Si hay alguna aventura, real, gravitante, ésta es psíquica, ética, interna. La decidida voluntad de penetración psicológica requiere contemplación, valoración de silencios, atención cabal a gestos y actos mínimos; historias que no estén cargadas de peripecias y sentimentalismo que apesten a perfume barato, sino, incluso, despojamiento, desnudez, ahuecamiento, perseguir por rarificación de algo ‘humano’ hasta casi la inexistencia aparente.
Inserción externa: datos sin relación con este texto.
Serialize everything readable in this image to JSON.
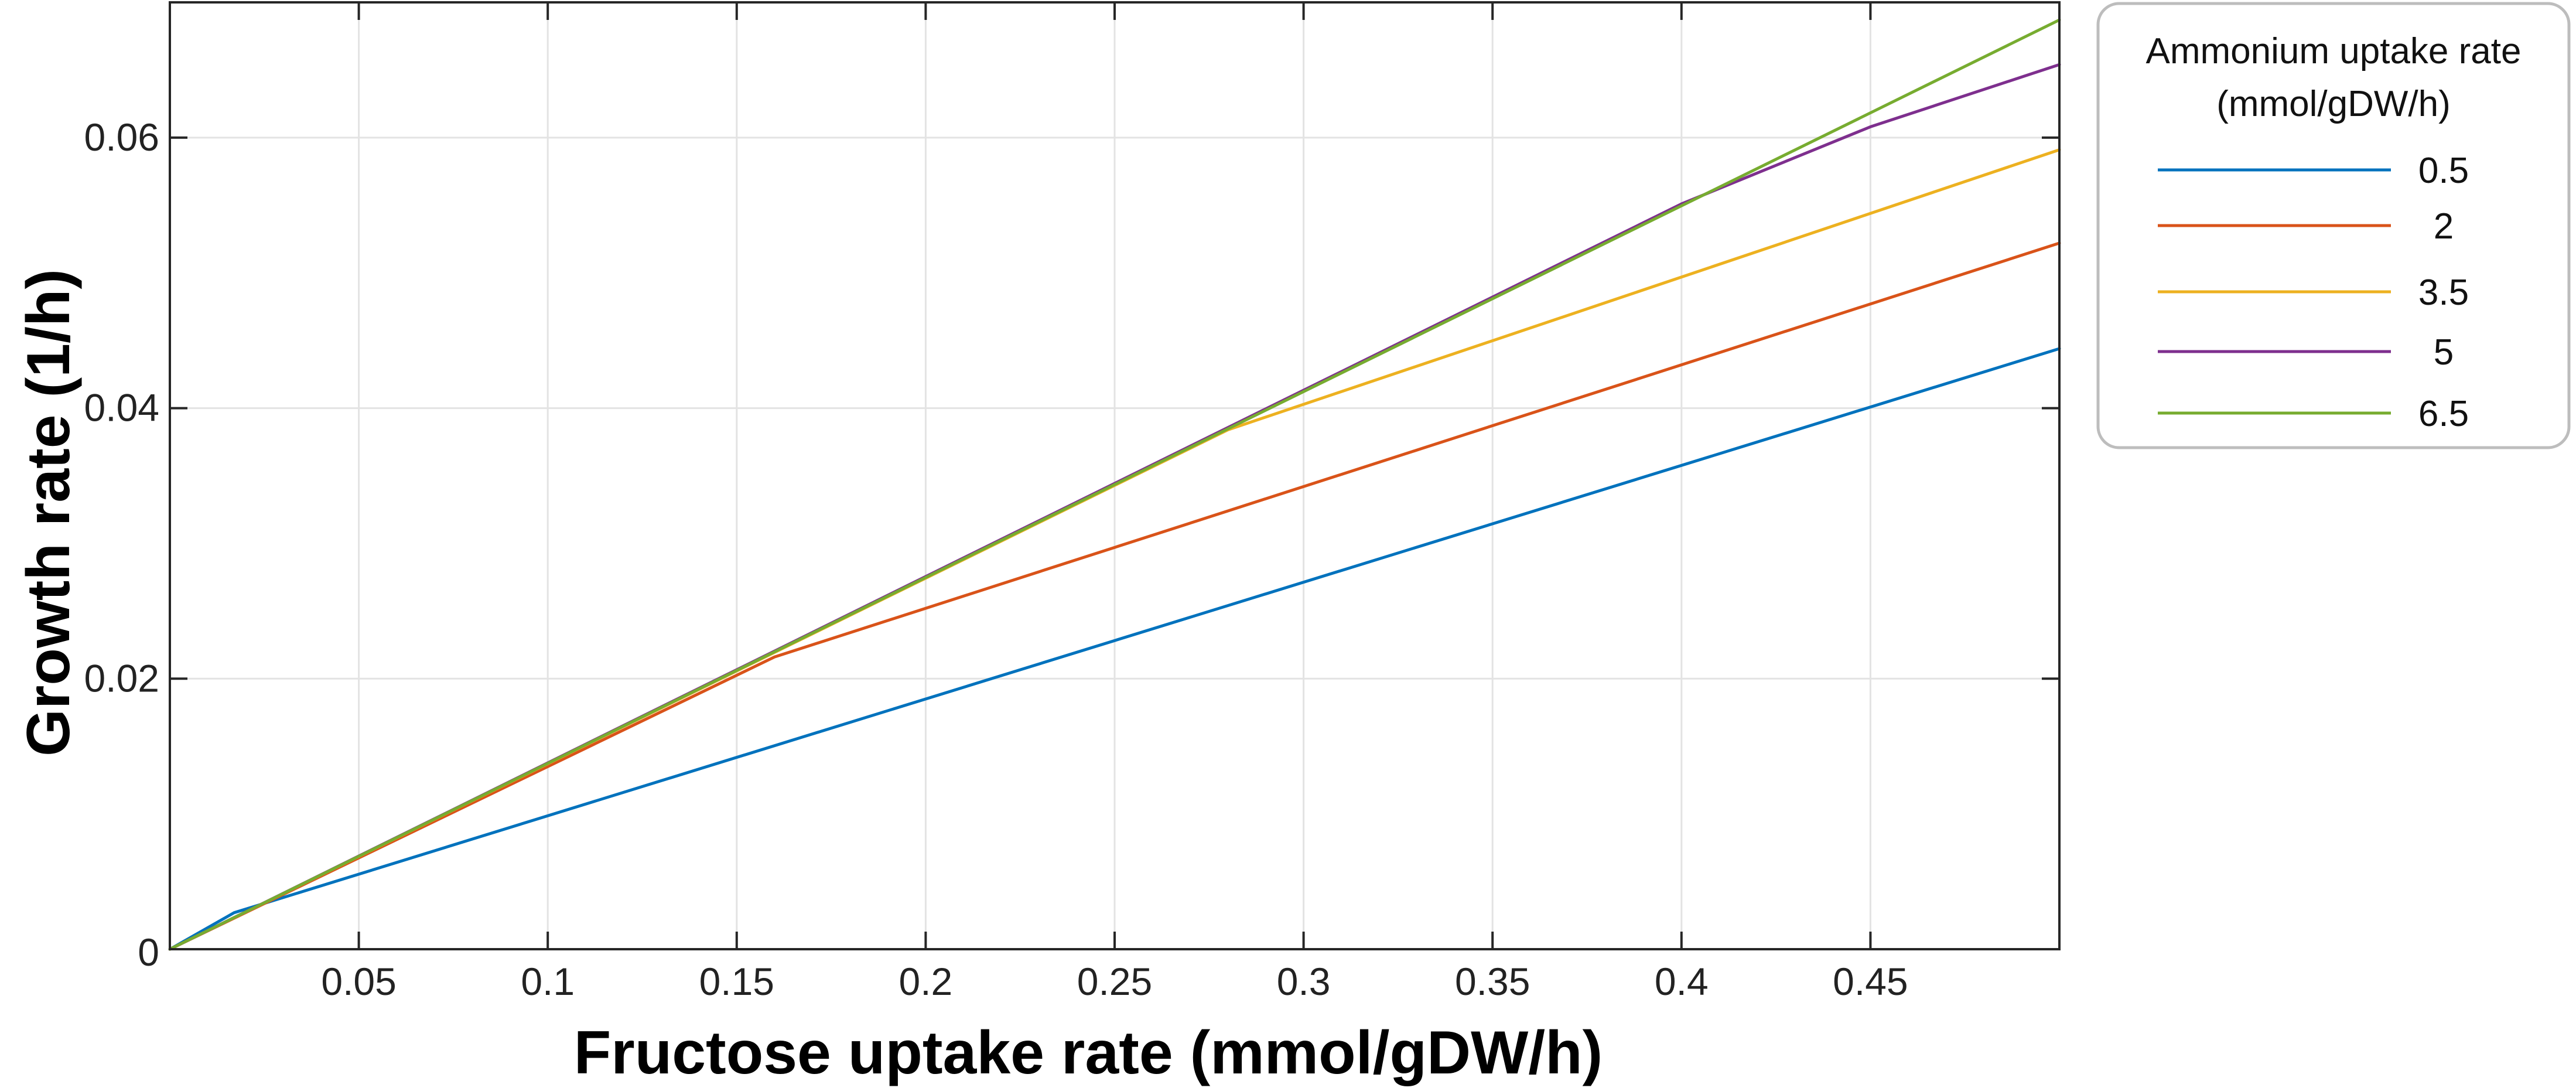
{
  "chart_data": {
    "type": "line",
    "title": "",
    "xlabel": "Fructose uptake rate (mmol/gDW/h)",
    "ylabel": "Growth rate  (1/h)",
    "xlim": [
      0,
      0.5
    ],
    "ylim": [
      0,
      0.07
    ],
    "x_ticks": [
      0.05,
      0.1,
      0.15,
      0.2,
      0.25,
      0.3,
      0.35,
      0.4,
      0.45
    ],
    "x_tick_labels": [
      "0.05",
      "0.1",
      "0.15",
      "0.2",
      "0.25",
      "0.3",
      "0.35",
      "0.4",
      "0.45"
    ],
    "y_ticks": [
      0,
      0.02,
      0.04,
      0.06
    ],
    "y_tick_labels": [
      "0",
      "0.02",
      "0.04",
      "0.06"
    ],
    "grid": true,
    "legend": {
      "title_lines": [
        "Ammonium uptake rate",
        "(mmol/gDW/h)"
      ],
      "placement": "outside-right-top"
    },
    "series": [
      {
        "name": "0.5",
        "color": "#0072BD",
        "x": [
          0,
          0.017,
          0.5
        ],
        "y": [
          0,
          0.0027,
          0.0444
        ]
      },
      {
        "name": "2",
        "color": "#D95319",
        "x": [
          0,
          0.16,
          0.5
        ],
        "y": [
          0,
          0.0216,
          0.0522
        ]
      },
      {
        "name": "3.5",
        "color": "#EDB120",
        "x": [
          0,
          0.28,
          0.5
        ],
        "y": [
          0,
          0.0384,
          0.0591
        ]
      },
      {
        "name": "5",
        "color": "#7E2F8E",
        "x": [
          0,
          0.4,
          0.45,
          0.5
        ],
        "y": [
          0,
          0.0551,
          0.0608,
          0.0654
        ]
      },
      {
        "name": "6.5",
        "color": "#77AC30",
        "x": [
          0,
          0.5
        ],
        "y": [
          0,
          0.0687
        ]
      }
    ]
  }
}
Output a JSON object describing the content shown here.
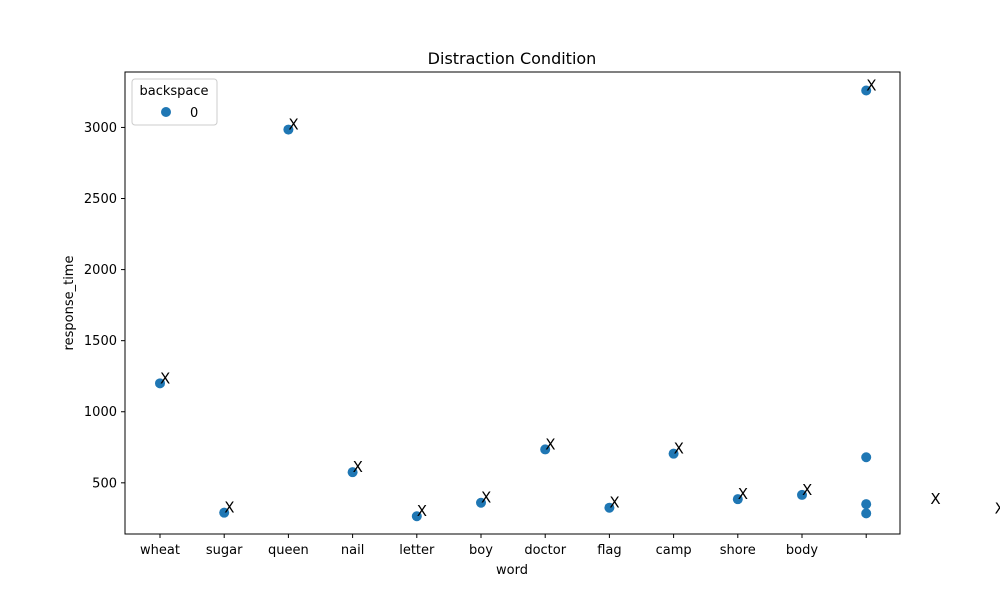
{
  "chart_data": {
    "type": "scatter",
    "title": "Distraction Condition",
    "xlabel": "word",
    "ylabel": "response_time",
    "categories": [
      "wheat",
      "sugar",
      "queen",
      "nail",
      "letter",
      "boy",
      "doctor",
      "flag",
      "camp",
      "shore",
      "body",
      ""
    ],
    "yticks": [
      500,
      1000,
      1500,
      2000,
      2500,
      3000
    ],
    "ylim": [
      140,
      3390
    ],
    "grid": false,
    "legend": {
      "title": "backspace",
      "entries": [
        "0"
      ],
      "placement": "top-left"
    },
    "series": [
      {
        "name": "0",
        "color": "#1f77b4",
        "points": [
          {
            "x": "wheat",
            "y": 1200
          },
          {
            "x": "sugar",
            "y": 290
          },
          {
            "x": "queen",
            "y": 2985
          },
          {
            "x": "nail",
            "y": 575
          },
          {
            "x": "letter",
            "y": 265
          },
          {
            "x": "boy",
            "y": 360
          },
          {
            "x": "doctor",
            "y": 735
          },
          {
            "x": "flag",
            "y": 325
          },
          {
            "x": "camp",
            "y": 705
          },
          {
            "x": "shore",
            "y": 385
          },
          {
            "x": "body",
            "y": 415
          },
          {
            "x": "",
            "y": 3260
          },
          {
            "x": "",
            "y": 680
          },
          {
            "x": "",
            "y": 350
          },
          {
            "x": "",
            "y": 285
          }
        ]
      }
    ],
    "annotations": [
      {
        "text": "X",
        "x": 0,
        "y": 1200
      },
      {
        "text": "X",
        "x": 1,
        "y": 290
      },
      {
        "text": "X",
        "x": 2,
        "y": 2985
      },
      {
        "text": "X",
        "x": 3,
        "y": 575
      },
      {
        "text": "X",
        "x": 4,
        "y": 265
      },
      {
        "text": "X",
        "x": 5,
        "y": 360
      },
      {
        "text": "X",
        "x": 6,
        "y": 735
      },
      {
        "text": "X",
        "x": 7,
        "y": 325
      },
      {
        "text": "X",
        "x": 8,
        "y": 705
      },
      {
        "text": "X",
        "x": 9,
        "y": 385
      },
      {
        "text": "X",
        "x": 10,
        "y": 415
      },
      {
        "text": "X",
        "x": 11,
        "y": 3260
      },
      {
        "text": "X",
        "x": 12,
        "y": 350
      },
      {
        "text": "X",
        "x": 13,
        "y": 285
      }
    ]
  }
}
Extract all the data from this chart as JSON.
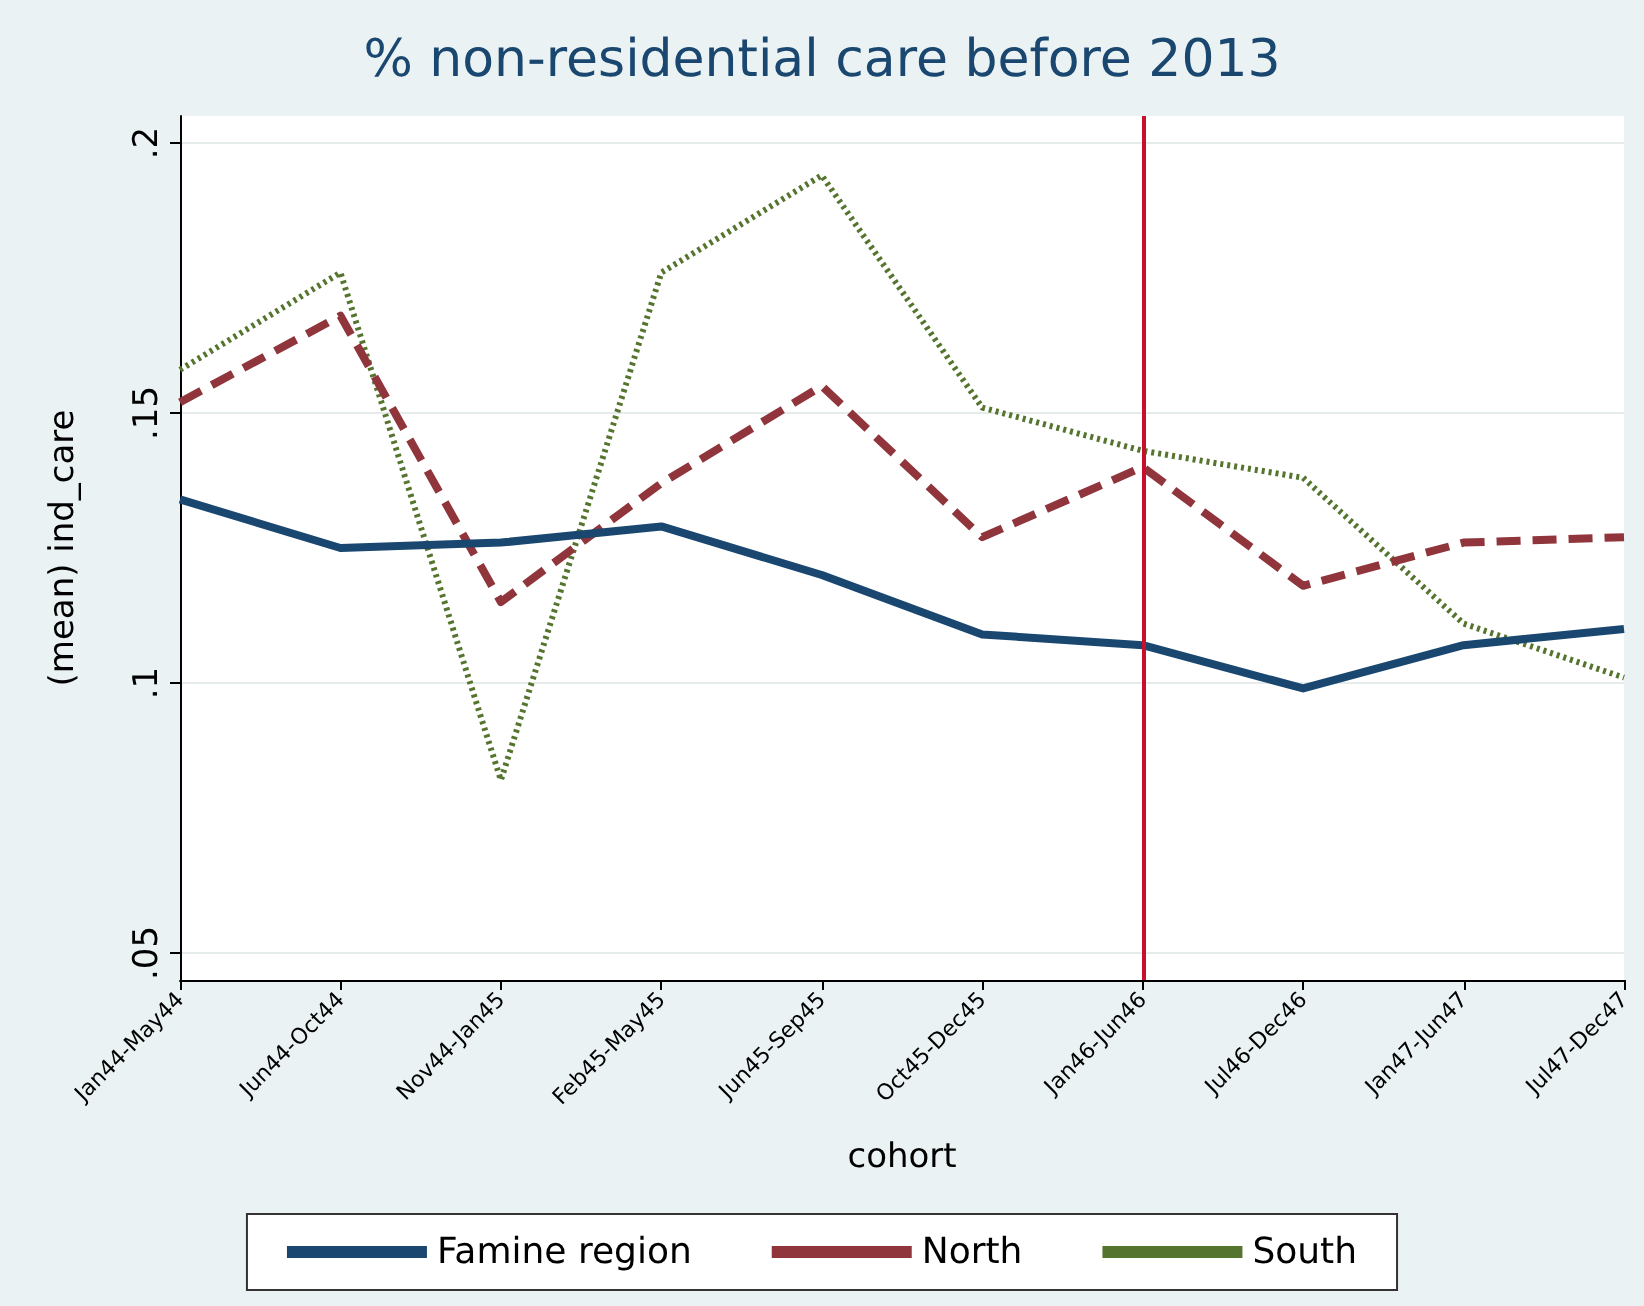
{
  "chart_data": {
    "type": "line",
    "title": "% non-residential care before 2013",
    "xlabel": "cohort",
    "ylabel": "(mean) ind_care",
    "categories": [
      "Jan44-May44",
      "Jun44-Oct44",
      "Nov44-Jan45",
      "Feb45-May45",
      "Jun45-Sep45",
      "Oct45-Dec45",
      "Jan46-Jun46",
      "Jul46-Dec46",
      "Jan47-Jun47",
      "Jul47-Dec47"
    ],
    "series": [
      {
        "name": "Famine region",
        "color": "#1a476f",
        "line_style": "solid",
        "values": [
          0.134,
          0.125,
          0.126,
          0.129,
          0.12,
          0.109,
          0.107,
          0.099,
          0.107,
          0.11
        ]
      },
      {
        "name": "North",
        "color": "#90353b",
        "line_style": "dashed",
        "values": [
          0.152,
          0.168,
          0.115,
          0.137,
          0.155,
          0.127,
          0.14,
          0.118,
          0.126,
          0.127
        ]
      },
      {
        "name": "South",
        "color": "#55752f",
        "line_style": "dotted",
        "values": [
          0.158,
          0.176,
          0.082,
          0.176,
          0.194,
          0.151,
          0.143,
          0.138,
          0.111,
          0.101
        ]
      }
    ],
    "ylim": [
      0.045,
      0.205
    ],
    "yticks": [
      {
        "value": 0.05,
        "label": ".05"
      },
      {
        "value": 0.1,
        "label": ".1"
      },
      {
        "value": 0.15,
        "label": ".15"
      },
      {
        "value": 0.2,
        "label": ".2"
      }
    ],
    "ref_lines": [
      {
        "axis": "x",
        "value": "Jan46-Jun46",
        "color": "#c8102e"
      }
    ],
    "grid": "y",
    "legend": "bottom",
    "marker": "none"
  }
}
Antononi encuentra correlatos perfectos, como la poderosa presencia del mar furioso, para hacernos sentir la analogía con todo lo reprimido de un ser humano, que grita, que cansado de enmudecer, explota; o aquellos islotes rocosos, empinados y yermos, como proyecciones humanas de la geografía, para que inspeccionemos cabalmente el vacío interior que no deja lugar para el descanso inocente, la evasión dulzona, la blanda tibieza de una esperanza.Es en la segunda parte donde la película muta significativamente. Si, en la primera, la inquietud existencial dominaba el paisaje mental ampliamente, en la segunda, la película deviene sentimental. El amor entre hombre y mujer es el núcleo lastimado, sobre el que no se practica una profundización necesaria de las razones que sostienen la desdicha de una sociedad, de las que sus protagonistas son un par de simples piezas, de movimientos predecibles, programados. Clásicos, se diría.